KANSAS CITY, Mo. — Sporting Kansas City midfielder Graham Zusi knows firsthand what the World Cup experience entails.

He played for the U.S. Men’s National Team at the 2014 FIFA World Cup in Brazil.

Zusi was a veteran of MLS play as well as international matches, including World Cup qualifiers, and an MLS Cup champion, but nothing prepared him for the experience of soccer at its highest level.

He said the experience around the quadrennial event is indescribable “until you’re in it and feeling the energy, the excitement.”

Kansas City, which was awarded matches in the 2026 World Cup on Thursday, will find out in four years.

The U.S. team stayed in São Paulo, a sprawling city of 22 million people densely packed with high rises, during the 2014 World Cup.

“When Brazil was playing, it was a ghost town,” Zusi said. “You didn’t see a single soul in the streets. But when Brazil scored, you heard an eruption of sound and celebration. It was a really bizarre but really cool experience to have.”
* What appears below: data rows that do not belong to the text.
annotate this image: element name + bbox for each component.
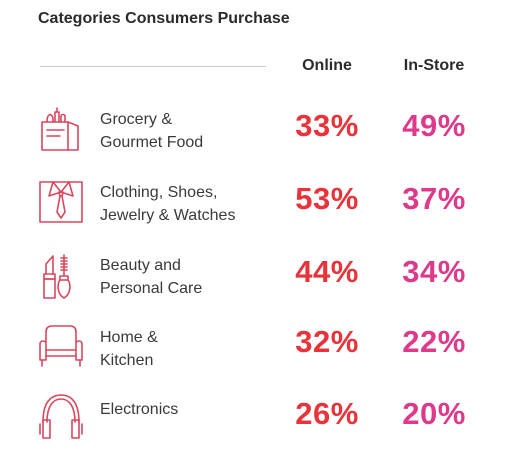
table-row: Grocery & Gourmet Food 33% 49%: [0, 100, 516, 160]
category-label: Beauty and Personal Care: [100, 257, 203, 297]
online-value: 26%: [295, 396, 359, 431]
table-row: Home & Kitchen 32% 22%: [0, 322, 516, 382]
online-value: 32%: [295, 324, 359, 359]
column-header-in-store: In-Store: [403, 57, 465, 74]
table-row: Electronics 26% 20%: [0, 394, 516, 454]
category-label: Clothing, Shoes, Jewelry & Watches: [100, 184, 236, 224]
headphones-icon: [38, 392, 84, 440]
online-value: 33%: [295, 108, 359, 143]
shirt-tie-icon: [38, 178, 84, 226]
category-label: Grocery & Gourmet Food: [100, 111, 204, 151]
table-row: Clothing, Shoes, Jewelry & Watches 53% 3…: [0, 175, 516, 235]
chart-title: Categories Consumers Purchase: [38, 10, 290, 27]
grocery-bag-icon: [38, 104, 84, 152]
in-store-value: 37%: [402, 181, 466, 216]
column-header-online: Online: [302, 57, 352, 74]
in-store-value: 34%: [402, 254, 466, 289]
armchair-icon: [38, 322, 84, 370]
lipstick-mascara-icon: [38, 252, 84, 300]
in-store-value: 49%: [402, 108, 466, 143]
in-store-value: 22%: [402, 324, 466, 359]
in-store-value: 20%: [402, 396, 466, 431]
category-label: Electronics: [100, 401, 179, 418]
online-value: 53%: [295, 181, 359, 216]
online-value: 44%: [295, 254, 359, 289]
table-row: Beauty and Personal Care 44% 34%: [0, 250, 516, 310]
header-divider: [40, 66, 266, 67]
category-label: Home & Kitchen: [100, 329, 158, 369]
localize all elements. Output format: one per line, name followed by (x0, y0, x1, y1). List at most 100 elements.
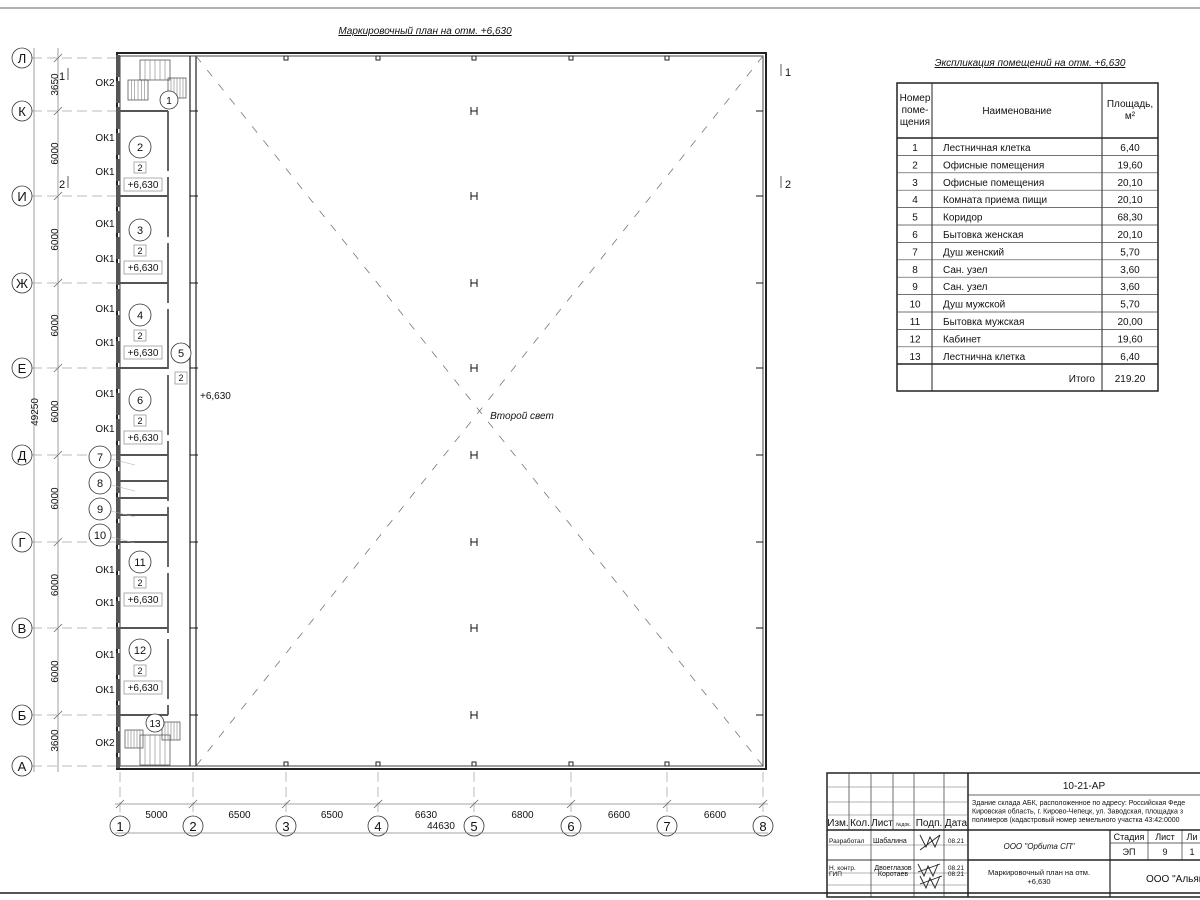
axis-label-row: Г (18, 535, 25, 550)
cell-name: Офисные помещения (943, 159, 1044, 171)
tb-sheets: 1 (1189, 847, 1194, 857)
room-type-box (133, 414, 147, 427)
room-number: 11 (134, 557, 145, 569)
total-value: 219.20 (1115, 374, 1146, 385)
tb-project-code: 10-21-АР (1063, 781, 1106, 792)
dim-tick (53, 537, 63, 547)
axis-bubble-row (11, 755, 33, 777)
window-label: ОК1 (95, 598, 115, 609)
column-square (375, 761, 381, 767)
tb-date: 08.21 (948, 871, 965, 878)
axis-bubble-col (560, 815, 582, 837)
room-number-bubble (128, 550, 152, 574)
window-label: ОК1 (95, 254, 115, 265)
dim-tick (53, 623, 63, 633)
window-label: ОК1 (95, 167, 115, 178)
header-number-line3: щения (900, 117, 930, 128)
axis-bubble-row (11, 357, 33, 379)
room-number: 6 (137, 395, 143, 407)
axis-label-col: 3 (282, 819, 289, 834)
axis-label-col: 7 (663, 819, 670, 834)
column-square (568, 761, 574, 767)
room-number-bubble (170, 342, 192, 364)
row-dimension: 6000 (50, 660, 61, 683)
second-light-label: Второй свет (490, 411, 554, 422)
cell-number: 8 (912, 265, 918, 276)
room-number-bubble (88, 445, 112, 469)
col-dimension: 6800 (511, 810, 534, 821)
cell-number: 13 (909, 352, 921, 363)
cell-area: 3,60 (1120, 265, 1140, 276)
room-level: +6,630 (128, 180, 159, 191)
column-square (568, 55, 574, 61)
axis-bubble-col (182, 815, 204, 837)
axis-bubble-row (11, 185, 33, 207)
header-name: Наименование (982, 106, 1052, 117)
column-square (283, 55, 289, 61)
cell-name: Коридор (943, 213, 983, 224)
axis-bubble-row (11, 531, 33, 553)
cell-number: 5 (912, 213, 918, 224)
window-label: ОК1 (95, 424, 115, 435)
window-label: ОК1 (95, 389, 115, 400)
axis-label-row: Б (18, 708, 27, 723)
room-type-box (133, 161, 147, 174)
window-label: ОК1 (95, 650, 115, 661)
room-number-bubble (145, 713, 165, 733)
cell-area: 68,30 (1117, 213, 1142, 224)
tb-name: Коротаев (878, 871, 909, 878)
explication-table: Экспликация помещений на отм. +6,630 Номе… (896, 58, 1159, 392)
room-number-bubble (88, 471, 112, 495)
cell-number: 6 (912, 230, 918, 241)
tb-header: Подп. (916, 818, 943, 829)
tb-sheet-title: +6,630 (1027, 877, 1050, 886)
room-number: 10 (94, 530, 106, 542)
axis-label-col: 6 (567, 819, 574, 834)
dim-tick (53, 191, 63, 201)
row-dimension: 6000 (50, 228, 61, 251)
tb-company: ООО "Орбита СП" (1003, 842, 1075, 851)
row-dimension: 6000 (50, 487, 61, 510)
axis-bubble-row (11, 272, 33, 294)
floor-plan: Л К И Ж Е Д Г В Б А 3650 6000 6000 6000 6000 6000 6000 60… (11, 47, 791, 837)
room-number: 12 (134, 645, 146, 657)
room-number-bubble (88, 523, 112, 547)
room-number: 13 (149, 719, 161, 730)
axis-label-col: 2 (189, 819, 196, 834)
room-type-box (133, 329, 147, 342)
tb-name: Шабалина (873, 837, 907, 845)
column-square (664, 761, 670, 767)
cell-area: 20,10 (1117, 178, 1142, 189)
tb-stage-header: Лист (1155, 832, 1175, 842)
axis-label-row: Е (18, 361, 27, 376)
dim-tick (53, 450, 63, 460)
dim-tick (53, 278, 63, 288)
building-outline (116, 52, 767, 770)
room-level: +6,630 (128, 263, 159, 274)
cell-area: 5,70 (1120, 247, 1140, 258)
axis-label-row: Л (18, 51, 27, 66)
row-dimension: 3650 (50, 73, 61, 96)
building-inner-outline (119, 55, 764, 767)
dim-tick (53, 363, 63, 373)
room-level-box (123, 260, 163, 275)
cell-area: 20,10 (1117, 195, 1142, 206)
col-dimension: 6630 (415, 810, 438, 821)
room-level: +6,630 (128, 348, 159, 359)
room-number-bubble (128, 303, 152, 327)
cell-name: Бытовка мужская (943, 317, 1024, 328)
column-square (283, 761, 289, 767)
axis-label-col: 5 (470, 819, 477, 834)
tb-role: Н. контр. (829, 865, 856, 872)
axis-bubble-col (752, 815, 774, 837)
header-area-unit: м² (1125, 111, 1136, 122)
room-number: 1 (166, 96, 172, 107)
room-level: +6,630 (128, 595, 159, 606)
room-number: 7 (97, 452, 103, 464)
dim-tick (53, 53, 63, 63)
title-block-border (826, 772, 1200, 898)
col-total-dimension: 44630 (427, 821, 455, 832)
room-type-box (174, 371, 188, 385)
cell-name: Лестнична клетка (943, 352, 1026, 363)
Sporting KC Manager and Sporting Director Peter Vermes played for the 1990 U.S. team, which snapped a 40-year-old drought in qualifying for the World Cup in Italy that year.

1990 World Cup
United States forward Peter Vermes, third right, attempts to score against Austrian goalkeeper Klaus Lindenberger, during the first half of the World Cup match in Florence, Italy, on June 19, 1990. Austria defeated the USA 2-1.

“Most people don’t know what’s coming — and what’s coming is the biggest individual sporting event in the world,” Vermes said. “The cultural experience is fantastic. The passion of each team’s fans is just incredible. There’s such a sense of patriotism by everybody for their country, but what brings them all together is soccer. And it’s enjoyment, it’s entertainment. It’s going to be over a month of one big party. It’ll be a tremendous, tremendous time.”

Zusi said he expects Kansas City to “absolutely roll out the red carpet for the visitors that come to experience the games here” and that the city’s signature Midwestern hospitality will shine.

“I’m absolutely thrilled for this city,” Zusi said. “I think it’s so very well-deserved. It’s a big deal for Kansas City to be on the map like this, and there’s no question in my mind that we’ll be a phenomenal host.”

Even rival fans come together in the spirit of “mutual respect and friendship,” brought together by a shared love of soccer, for the World Cup.

“It’s going to be a long four years waiting for it, but hopefully that time will go by quickly and I can’t wait to host that World Cup,” said Zusi, who has played for Sporting KC since 2009.

Kansas City may not be an internationally renowned town, but it had better be ready for its closeup in 2026. The world will be watching — and Vermes suspects KC will shine.

“You’re going to get a lot of people very familiar with Kansas City and what Kansas City has to offer,” Vermes said. “I don’t know a better city to represent the Midwest from a hospitality perspective. This is a great place to live, to come visit, to be a part of.”